In 2023, hundreds of AI luminaries including a Nobel prize winner and a Turing prize winner, signed an open letter (read it, it's very short, one sentence) warning that artificial intelligence poses a serious risk of human extinction. Sam Altman (CEO of OpenAI) signed it, as did Bill Gates. Igor Babuschkin, co-founder of xAI (Musk's company) signed it. This is not a fringe position, these are not tinfoil hats. These are people who know as much about AI as any human can know, and they're worried that they don't know what will happen.

Meanwhile, Meta alone will spend as much as $72 billion on AI infrastructure this year, and the achievement of superintelligence is now Mark Zuckerberg’s explicit goal. Our only hope is that he fails. Fingers crossed!

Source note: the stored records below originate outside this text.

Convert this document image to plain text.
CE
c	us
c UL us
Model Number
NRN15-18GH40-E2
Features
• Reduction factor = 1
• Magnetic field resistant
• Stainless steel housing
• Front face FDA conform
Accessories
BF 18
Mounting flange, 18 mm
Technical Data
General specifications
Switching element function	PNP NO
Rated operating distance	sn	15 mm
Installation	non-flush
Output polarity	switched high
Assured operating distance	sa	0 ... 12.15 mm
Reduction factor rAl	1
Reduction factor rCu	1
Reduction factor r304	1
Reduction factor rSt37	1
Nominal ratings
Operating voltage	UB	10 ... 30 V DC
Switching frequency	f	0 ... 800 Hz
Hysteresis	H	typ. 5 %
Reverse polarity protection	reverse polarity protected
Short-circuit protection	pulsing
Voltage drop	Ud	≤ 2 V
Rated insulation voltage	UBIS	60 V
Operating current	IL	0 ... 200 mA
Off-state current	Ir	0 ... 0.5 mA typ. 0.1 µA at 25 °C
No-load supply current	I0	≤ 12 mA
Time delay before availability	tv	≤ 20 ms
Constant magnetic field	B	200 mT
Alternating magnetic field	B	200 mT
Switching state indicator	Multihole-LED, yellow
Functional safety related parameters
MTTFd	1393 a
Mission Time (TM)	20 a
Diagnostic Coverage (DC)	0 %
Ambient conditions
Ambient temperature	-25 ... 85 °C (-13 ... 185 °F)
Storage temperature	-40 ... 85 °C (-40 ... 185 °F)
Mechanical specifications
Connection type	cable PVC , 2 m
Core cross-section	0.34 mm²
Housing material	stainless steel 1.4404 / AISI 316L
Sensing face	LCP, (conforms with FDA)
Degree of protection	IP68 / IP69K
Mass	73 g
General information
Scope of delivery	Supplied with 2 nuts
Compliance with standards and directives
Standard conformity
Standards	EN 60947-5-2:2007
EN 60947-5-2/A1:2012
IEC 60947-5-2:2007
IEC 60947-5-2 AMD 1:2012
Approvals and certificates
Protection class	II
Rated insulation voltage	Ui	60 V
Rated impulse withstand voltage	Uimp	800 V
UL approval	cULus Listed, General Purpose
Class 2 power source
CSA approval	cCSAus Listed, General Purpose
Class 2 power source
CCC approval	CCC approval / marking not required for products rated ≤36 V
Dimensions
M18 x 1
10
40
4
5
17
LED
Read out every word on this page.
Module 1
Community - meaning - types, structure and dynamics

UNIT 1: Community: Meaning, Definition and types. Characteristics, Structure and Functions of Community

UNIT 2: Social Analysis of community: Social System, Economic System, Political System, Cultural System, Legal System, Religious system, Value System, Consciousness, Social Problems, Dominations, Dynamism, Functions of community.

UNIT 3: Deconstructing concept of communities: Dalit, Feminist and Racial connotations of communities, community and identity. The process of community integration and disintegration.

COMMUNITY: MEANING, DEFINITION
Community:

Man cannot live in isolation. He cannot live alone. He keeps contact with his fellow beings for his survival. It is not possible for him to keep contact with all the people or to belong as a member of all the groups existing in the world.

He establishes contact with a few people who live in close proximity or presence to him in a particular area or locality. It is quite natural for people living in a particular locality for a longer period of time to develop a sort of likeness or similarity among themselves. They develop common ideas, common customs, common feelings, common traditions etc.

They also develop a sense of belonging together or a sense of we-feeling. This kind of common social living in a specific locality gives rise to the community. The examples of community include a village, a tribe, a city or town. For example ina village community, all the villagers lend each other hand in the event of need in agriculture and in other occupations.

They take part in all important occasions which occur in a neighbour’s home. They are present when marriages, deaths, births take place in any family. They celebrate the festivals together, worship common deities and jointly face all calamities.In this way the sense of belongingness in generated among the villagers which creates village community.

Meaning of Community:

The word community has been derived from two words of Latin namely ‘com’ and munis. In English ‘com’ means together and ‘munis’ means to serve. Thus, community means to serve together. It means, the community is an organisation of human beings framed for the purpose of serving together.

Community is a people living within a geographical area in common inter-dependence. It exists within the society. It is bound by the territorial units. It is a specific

I'm nobody, barely qualify as a layman, but you can't discount it with a hand-wave when it's coming from Geoffrey Hinton, the Nobel-winning “godfather of AI”, Yoshua Bengio, the world’s most-cited computer scientist (among hundreds other industry insiders, including founders and CEOs).

If you read this article on The Guardian (a respected UK newspaper), you'll find a lot of what I have pasted above is copied from their article, apologies for not using quotation marks on their words. (Is it still plagiarism if I tell you about it?) Articles and TV coverage in many other places are saying the same thing, including the Washington Post (owned by Bezos, an AI cheerleader), and even Fox News and Wall Street Journal, so this isn't just a lefty bête noire.

Of course everything may turn out great. A wise man once said (OK it was Dirty Harry) "you've gotta ask yourself a question: Do I feel lucky?"

Anyway, I'd prefer if we kept the AI out of the C&V section, but I ain't the boss of you, carry on.